Lastly, and most importantly, is community. Without chapel, I wouldn’t know about half of my APU community today. During my freshman year, I met many people solely through chapel — whether that was at Kaleo or morning chapels. Through corporate worship with my fellow classmates, my community grew and my foundation at this school was formed.
The gathering of our APU student body only promotes the importance of community and allows a space for you to meet new people.
For freshmen, commuters, transfers, or anyone who feels a lack of community, attending chapel can only increase your chances of building genuine friendships. The time spent with other peers and christians will only benefit your experience.
Although I feel strongly about maintaining three chapels a week, I understand the concern and frustration from many within the APU community.
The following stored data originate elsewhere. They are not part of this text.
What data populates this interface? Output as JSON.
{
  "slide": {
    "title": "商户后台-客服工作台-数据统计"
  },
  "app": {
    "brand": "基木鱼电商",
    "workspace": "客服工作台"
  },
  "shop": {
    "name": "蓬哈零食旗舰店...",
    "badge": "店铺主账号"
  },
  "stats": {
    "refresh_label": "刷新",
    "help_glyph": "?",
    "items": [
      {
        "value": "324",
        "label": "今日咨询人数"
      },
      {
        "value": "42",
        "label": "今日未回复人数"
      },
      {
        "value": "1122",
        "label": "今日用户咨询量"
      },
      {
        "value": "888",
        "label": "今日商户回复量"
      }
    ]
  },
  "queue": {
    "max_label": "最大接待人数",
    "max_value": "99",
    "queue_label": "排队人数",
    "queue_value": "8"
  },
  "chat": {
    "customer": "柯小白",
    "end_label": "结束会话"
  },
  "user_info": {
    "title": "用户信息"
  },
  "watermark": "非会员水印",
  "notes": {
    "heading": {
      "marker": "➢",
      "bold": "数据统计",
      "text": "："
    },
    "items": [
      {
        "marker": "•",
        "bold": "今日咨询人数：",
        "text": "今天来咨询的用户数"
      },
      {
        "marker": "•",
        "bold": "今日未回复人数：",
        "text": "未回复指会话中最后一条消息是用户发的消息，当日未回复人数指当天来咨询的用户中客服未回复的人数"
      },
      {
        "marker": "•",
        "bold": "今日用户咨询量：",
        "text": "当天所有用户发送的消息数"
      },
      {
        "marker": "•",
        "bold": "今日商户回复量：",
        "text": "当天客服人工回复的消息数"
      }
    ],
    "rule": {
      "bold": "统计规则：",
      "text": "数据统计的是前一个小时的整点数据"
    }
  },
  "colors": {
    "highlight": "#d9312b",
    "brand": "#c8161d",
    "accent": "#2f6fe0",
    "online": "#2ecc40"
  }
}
One of the most common complaints I have heard is that only four chapels are offered each week and making three of those is difficult at times.
Junior public relations major Ana Dykes shared some of her thoughts with me:
“I think requiring students to attend two chapels a week is reasonable because it allows students to attend half of the chapels that are offered. Often, attending chapel every other day can feel like a chore to some, so they won’t want to find a church nearby to attend on Sundays.”
This complaint holds a ton of validity, as it can be tough with work, class and life in general to make it to chapel three times a week.
For many, as Dykes mentioned, the two-chapel-a-week format seems more reasonable because the consistency of chapel can become a chore. This thought is not obscure or new, as many have already begun to feel that consistent chapels feel like a drag.
Because of the stress three chapels a week can bring, I recommend taking advantage of your 10 chapel absences or request for less chapels a week if there is a scheduling conflict. APU has offered resources to aid us as students, and instead of wasting them, we should take full advantage of them. Utilizing these resources is the best way to make three chapels each week more manageable.
Also, if you go to three chapels for 2 weeks straight, you can space your chapel absences out to where you only go to two a week for the rest of the semester! Two chapels per week is more manageable, and if that’s necessary for you to thrive, then make it happen and use your chapel absences for the purpose of their creation.
So the question remains — are three chapels too many? While I understand the pushback, my answer remains no.